By Meredith M. Griffith

Sounder contributor

San Juan County has created a database of all vacation lodging being advertised in the county to ensure that all units are registered under a state business license, have a county transient lodging permit, and are paying the appropriate state and county sales and lodging taxes. The council is also examining how the proliferation of vacation rentals might be affecting the availability of long-term, affordable housing that supplies the county’s middle working class.

“It began as an issue of parity,”  said San Juan County Councilman Rick Hughes. “I personally support transient lodging as long as people are playing by the rules. Anyone who’s participating in short-term rentals needs to follow the law and be filing and paying lodging and sales taxes.”

Because short-term rental owners who have not been paying taxes have an unfair advantage over those who do comply, this April the county council passed Resolution 12-2015. It requires local visitors’ bureaus and chambers of commerce receiving funding from the county to collect the following information from their lodging members and transient rental listings: a tax parcel number; a transient lodging permit; and a valid state Unified Business Identifier (UBI#).

This data, along with online listings like Vrbo.com and Airbnb and county GPS data, is being used to complete a cross-referenced database of all transient rentals.

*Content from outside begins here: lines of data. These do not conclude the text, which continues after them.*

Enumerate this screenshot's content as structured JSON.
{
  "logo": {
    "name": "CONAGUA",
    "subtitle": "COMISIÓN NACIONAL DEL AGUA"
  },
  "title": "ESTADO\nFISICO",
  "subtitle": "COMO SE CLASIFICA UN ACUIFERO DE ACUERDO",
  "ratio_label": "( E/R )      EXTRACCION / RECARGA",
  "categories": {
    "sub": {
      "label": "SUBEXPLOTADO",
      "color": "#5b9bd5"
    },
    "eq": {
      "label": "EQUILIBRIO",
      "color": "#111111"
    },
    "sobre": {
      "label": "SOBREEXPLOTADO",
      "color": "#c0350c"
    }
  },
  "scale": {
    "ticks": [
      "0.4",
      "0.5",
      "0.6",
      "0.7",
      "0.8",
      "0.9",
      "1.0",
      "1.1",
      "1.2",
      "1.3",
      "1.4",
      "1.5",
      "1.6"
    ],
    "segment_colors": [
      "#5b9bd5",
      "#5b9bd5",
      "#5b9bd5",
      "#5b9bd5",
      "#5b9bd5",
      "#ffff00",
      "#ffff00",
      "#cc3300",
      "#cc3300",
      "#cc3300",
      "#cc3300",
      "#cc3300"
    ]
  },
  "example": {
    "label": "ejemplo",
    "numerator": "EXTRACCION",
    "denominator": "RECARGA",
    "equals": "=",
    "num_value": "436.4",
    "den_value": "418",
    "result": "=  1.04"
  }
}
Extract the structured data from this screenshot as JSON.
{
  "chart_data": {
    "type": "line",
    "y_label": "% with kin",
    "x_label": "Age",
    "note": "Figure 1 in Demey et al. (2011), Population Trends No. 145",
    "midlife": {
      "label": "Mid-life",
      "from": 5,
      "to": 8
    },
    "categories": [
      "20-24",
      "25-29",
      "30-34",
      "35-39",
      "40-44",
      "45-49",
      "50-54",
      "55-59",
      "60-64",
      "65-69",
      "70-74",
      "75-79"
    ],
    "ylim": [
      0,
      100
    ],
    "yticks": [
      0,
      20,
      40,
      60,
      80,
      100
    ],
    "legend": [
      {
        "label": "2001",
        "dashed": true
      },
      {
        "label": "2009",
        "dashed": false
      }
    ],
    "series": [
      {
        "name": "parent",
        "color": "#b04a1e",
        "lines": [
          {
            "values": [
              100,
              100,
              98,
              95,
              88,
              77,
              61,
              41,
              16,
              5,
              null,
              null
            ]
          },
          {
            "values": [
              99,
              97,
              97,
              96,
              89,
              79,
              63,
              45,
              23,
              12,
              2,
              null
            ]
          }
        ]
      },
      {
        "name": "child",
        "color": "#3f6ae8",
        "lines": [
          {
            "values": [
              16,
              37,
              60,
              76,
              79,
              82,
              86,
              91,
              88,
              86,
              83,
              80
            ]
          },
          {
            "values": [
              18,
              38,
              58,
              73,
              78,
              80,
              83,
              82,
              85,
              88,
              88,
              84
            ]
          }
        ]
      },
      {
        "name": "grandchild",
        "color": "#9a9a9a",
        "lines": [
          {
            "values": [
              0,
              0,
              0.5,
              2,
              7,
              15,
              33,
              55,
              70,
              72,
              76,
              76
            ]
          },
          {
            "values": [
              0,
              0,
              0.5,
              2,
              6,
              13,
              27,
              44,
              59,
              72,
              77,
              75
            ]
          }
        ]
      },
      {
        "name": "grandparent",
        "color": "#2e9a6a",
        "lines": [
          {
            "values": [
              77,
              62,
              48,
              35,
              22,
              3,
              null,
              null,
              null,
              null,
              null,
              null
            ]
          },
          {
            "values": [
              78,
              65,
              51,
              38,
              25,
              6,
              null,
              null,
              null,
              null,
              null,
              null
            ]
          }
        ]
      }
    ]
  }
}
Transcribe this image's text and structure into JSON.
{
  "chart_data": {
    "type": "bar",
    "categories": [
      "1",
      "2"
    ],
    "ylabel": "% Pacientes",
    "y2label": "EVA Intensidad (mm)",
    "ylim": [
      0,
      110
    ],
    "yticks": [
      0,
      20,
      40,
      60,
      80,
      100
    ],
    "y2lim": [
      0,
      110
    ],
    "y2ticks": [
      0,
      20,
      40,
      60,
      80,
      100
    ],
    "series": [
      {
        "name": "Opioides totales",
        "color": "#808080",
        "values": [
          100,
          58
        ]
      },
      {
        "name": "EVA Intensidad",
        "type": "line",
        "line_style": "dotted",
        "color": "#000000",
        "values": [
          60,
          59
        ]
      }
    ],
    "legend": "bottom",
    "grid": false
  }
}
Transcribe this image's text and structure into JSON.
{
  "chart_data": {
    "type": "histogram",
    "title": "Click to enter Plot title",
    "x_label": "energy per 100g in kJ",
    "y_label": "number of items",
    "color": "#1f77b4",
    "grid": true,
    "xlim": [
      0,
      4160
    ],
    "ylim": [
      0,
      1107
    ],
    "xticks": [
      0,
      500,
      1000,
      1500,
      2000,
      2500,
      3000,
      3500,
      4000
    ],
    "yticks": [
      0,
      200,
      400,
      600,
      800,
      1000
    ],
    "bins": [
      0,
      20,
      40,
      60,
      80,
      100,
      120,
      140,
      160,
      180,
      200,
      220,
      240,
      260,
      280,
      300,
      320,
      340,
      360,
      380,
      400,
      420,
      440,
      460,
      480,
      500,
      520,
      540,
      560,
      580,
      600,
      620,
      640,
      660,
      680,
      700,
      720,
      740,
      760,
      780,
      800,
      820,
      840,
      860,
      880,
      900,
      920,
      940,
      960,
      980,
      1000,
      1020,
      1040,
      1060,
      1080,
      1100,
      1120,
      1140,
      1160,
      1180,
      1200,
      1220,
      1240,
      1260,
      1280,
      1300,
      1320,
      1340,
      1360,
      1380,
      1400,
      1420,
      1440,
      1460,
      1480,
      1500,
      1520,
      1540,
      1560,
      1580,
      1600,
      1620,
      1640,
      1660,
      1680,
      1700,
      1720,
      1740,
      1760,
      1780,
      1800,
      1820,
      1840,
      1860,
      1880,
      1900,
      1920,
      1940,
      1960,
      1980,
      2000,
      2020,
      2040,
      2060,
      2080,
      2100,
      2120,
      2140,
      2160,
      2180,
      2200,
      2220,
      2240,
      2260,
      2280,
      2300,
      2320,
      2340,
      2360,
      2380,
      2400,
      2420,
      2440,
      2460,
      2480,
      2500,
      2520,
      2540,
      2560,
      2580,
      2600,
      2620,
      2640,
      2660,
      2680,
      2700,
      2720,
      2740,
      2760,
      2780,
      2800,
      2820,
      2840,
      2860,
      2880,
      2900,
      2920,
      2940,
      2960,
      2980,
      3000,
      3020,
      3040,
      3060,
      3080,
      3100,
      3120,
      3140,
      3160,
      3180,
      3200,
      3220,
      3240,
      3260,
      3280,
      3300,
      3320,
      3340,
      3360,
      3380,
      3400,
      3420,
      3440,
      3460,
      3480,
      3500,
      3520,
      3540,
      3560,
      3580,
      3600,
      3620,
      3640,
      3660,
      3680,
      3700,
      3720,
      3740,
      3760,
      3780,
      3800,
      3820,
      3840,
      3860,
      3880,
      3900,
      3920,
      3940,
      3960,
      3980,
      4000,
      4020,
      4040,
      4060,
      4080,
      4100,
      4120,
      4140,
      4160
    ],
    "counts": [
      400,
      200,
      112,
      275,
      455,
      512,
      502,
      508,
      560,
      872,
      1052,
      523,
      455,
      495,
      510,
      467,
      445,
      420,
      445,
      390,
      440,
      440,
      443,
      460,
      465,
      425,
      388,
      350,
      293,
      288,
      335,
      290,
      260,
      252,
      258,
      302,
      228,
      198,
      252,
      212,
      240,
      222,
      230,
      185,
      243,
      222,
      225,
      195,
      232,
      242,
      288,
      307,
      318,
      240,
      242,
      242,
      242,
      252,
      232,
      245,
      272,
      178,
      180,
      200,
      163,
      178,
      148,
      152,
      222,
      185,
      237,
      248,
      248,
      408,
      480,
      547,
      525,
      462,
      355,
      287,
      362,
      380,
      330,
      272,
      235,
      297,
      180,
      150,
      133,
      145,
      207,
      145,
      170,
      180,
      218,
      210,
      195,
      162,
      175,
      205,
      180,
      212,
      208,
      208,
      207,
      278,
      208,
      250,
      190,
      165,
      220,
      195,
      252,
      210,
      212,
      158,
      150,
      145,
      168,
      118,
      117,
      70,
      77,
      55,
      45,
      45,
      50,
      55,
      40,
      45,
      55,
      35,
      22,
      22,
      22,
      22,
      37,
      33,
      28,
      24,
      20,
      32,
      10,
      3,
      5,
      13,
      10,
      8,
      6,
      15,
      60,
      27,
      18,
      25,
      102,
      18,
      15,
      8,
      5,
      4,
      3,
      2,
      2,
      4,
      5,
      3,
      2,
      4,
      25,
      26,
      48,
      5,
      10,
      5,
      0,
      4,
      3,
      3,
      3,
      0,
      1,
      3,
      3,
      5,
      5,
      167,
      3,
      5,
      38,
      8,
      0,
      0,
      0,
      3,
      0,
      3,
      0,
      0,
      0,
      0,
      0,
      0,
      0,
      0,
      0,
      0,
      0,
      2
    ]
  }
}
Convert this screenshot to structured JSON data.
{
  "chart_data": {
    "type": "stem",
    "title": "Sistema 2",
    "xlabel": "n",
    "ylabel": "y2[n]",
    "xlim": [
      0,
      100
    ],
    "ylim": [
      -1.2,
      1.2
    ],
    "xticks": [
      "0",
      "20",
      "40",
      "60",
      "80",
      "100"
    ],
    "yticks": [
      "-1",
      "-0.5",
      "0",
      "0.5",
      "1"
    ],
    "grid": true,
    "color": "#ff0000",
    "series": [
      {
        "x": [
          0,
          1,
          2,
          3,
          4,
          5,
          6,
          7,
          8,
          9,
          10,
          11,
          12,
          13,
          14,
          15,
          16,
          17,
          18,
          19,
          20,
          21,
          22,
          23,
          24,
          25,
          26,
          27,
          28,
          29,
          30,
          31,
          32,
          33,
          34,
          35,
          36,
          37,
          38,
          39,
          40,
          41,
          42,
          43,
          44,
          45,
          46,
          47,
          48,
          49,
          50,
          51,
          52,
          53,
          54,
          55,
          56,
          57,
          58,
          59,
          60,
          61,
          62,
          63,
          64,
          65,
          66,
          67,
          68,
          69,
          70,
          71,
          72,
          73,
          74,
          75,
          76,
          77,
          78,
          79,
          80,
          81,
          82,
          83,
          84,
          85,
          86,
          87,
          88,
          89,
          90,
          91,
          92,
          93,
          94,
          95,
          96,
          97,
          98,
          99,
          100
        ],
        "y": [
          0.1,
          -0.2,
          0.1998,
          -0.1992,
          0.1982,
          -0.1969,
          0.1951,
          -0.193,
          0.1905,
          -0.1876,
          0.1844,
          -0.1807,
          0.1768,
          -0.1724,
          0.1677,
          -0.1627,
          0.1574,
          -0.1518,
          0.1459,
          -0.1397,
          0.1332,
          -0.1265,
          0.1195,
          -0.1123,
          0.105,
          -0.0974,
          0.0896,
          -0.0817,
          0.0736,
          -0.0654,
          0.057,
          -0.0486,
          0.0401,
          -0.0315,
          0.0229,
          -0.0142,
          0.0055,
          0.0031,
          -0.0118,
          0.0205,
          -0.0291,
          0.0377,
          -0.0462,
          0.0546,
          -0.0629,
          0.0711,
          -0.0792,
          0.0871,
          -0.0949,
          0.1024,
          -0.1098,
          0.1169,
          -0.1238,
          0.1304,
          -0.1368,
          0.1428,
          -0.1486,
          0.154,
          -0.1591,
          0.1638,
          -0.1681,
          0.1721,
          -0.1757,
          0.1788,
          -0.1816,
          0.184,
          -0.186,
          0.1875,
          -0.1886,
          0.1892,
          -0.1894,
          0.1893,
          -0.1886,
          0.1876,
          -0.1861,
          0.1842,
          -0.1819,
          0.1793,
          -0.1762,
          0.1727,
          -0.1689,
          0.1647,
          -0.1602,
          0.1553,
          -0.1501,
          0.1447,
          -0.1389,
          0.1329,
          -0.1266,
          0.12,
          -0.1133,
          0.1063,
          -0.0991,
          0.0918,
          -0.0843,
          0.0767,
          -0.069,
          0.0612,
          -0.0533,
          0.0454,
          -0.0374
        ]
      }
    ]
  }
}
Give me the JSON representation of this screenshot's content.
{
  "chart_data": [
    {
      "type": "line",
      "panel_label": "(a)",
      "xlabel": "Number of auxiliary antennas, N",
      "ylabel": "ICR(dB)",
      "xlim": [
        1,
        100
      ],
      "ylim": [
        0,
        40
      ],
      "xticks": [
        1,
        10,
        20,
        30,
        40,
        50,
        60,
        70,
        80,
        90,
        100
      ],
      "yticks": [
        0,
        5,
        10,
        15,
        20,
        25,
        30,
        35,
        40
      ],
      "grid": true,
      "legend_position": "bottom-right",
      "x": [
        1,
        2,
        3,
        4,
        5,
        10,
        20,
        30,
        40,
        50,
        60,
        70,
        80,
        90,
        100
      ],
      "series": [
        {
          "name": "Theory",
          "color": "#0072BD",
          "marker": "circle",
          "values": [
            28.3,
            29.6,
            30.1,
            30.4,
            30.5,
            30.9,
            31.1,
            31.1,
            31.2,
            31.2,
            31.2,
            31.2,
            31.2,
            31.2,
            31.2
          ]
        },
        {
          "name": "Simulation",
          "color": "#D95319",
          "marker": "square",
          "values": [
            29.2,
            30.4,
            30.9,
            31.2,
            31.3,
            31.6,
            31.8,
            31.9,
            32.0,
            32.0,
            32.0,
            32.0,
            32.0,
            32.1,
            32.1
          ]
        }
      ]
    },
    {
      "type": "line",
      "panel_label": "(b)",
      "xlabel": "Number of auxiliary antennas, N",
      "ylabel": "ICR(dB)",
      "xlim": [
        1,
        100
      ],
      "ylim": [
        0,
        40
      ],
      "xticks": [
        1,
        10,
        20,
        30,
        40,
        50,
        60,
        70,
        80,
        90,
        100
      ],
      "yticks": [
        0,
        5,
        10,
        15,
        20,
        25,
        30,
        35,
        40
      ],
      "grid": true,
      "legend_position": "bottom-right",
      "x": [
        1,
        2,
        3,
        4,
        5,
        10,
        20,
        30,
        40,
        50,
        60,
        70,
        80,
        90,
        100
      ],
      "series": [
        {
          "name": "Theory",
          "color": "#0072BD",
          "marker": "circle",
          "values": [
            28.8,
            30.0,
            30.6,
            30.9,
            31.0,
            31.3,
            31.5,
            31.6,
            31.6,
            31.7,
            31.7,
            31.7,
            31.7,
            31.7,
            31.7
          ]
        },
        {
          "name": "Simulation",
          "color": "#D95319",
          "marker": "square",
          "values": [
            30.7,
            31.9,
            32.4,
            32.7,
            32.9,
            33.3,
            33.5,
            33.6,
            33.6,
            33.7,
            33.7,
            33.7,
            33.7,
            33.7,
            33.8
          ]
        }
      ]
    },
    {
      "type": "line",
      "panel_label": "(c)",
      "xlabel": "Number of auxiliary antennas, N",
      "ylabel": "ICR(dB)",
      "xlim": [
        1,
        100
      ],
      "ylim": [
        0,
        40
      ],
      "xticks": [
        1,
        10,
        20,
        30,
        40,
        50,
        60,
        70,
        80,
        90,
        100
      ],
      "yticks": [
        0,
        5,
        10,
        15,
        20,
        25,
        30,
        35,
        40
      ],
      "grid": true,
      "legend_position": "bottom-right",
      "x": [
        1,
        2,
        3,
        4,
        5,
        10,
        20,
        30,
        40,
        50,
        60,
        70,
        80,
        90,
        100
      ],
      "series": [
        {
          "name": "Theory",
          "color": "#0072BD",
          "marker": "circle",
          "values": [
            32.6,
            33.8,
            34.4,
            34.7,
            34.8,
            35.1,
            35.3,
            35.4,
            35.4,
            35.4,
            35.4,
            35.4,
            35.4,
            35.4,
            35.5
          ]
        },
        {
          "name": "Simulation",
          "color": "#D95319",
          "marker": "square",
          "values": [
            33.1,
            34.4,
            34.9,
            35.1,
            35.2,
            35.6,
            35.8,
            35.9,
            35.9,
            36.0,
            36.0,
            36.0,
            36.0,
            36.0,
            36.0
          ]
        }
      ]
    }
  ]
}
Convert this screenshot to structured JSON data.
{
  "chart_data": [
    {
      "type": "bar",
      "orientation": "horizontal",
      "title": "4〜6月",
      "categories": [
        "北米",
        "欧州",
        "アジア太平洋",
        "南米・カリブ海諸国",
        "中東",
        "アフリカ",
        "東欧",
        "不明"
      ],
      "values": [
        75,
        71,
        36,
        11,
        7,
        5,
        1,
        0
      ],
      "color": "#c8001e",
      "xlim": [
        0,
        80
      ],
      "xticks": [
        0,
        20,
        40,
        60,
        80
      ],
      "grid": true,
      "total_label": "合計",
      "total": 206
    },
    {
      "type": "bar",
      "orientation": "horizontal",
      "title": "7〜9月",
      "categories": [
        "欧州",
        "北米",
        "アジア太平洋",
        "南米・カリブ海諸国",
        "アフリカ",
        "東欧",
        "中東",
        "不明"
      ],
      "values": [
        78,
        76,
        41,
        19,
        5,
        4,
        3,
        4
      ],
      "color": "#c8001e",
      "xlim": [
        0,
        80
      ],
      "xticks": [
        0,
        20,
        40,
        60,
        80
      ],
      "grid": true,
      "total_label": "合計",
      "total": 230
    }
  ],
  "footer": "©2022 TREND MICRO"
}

Unlicensed lodgings will be notified.

As the council, county staff and related organizations gathered this data, ”it morphed into another question,” said Hughes. “Are affordable housing units being lost to short-term rentals?”

By law, rentals of less than 30 days require a UBI# and a transient rental permit; longer rental terms require no permits and no license. Anecdotal evidence suggests that local businesses are having a harder time lately finding and keeping good workers, and that long-term working tenants are losing out to the recent conversion of low-cost housing units into higher-profit vacation rentals.

County records show 608 in San Juan County. There is currently no limit on the number of transient rentals allowed in the county, but guest houses outside the urban growth area cannot be used for vacation rental.

The county council asked the Housing Bank Commission to report on whether an increase in vacation rentals is having an impact on affordable housing availability countywide.

“Information from employers and local business suggest that long-term year-round rentals are becoming increasingly hard to find,” stated the June 22 response. “The role that increase in short-term “vacation” rentals plays in this dilemma is not known at this time.”

The commission called the following three affordable housing needs “critical”: affordable home ownership opportunities; affordable long-term rentals; and affordable seasonal worker housing. The report added, “The issue is not limited to residents at or below 80 percent of Area Median Income to which state and Federal funds can be applied. In San Juan County, affordable housing issues affect those up to and beyond 120 percent of AMI.”

The commission recommended further study and suggested some possible strategic solutions: explore incentives for landowners to create long-term affordable rentals, such as density bonuses; add land to the UGA for permanent affordable housing; and identify additional funding opportunities like Community Development Block Grants to increase affordable housing stock.

“There have been a lot of suggestions about what might be done,” said county Affordable Housing Coordinator Melanie Rollins, “but at this point it is at the investigation stage.”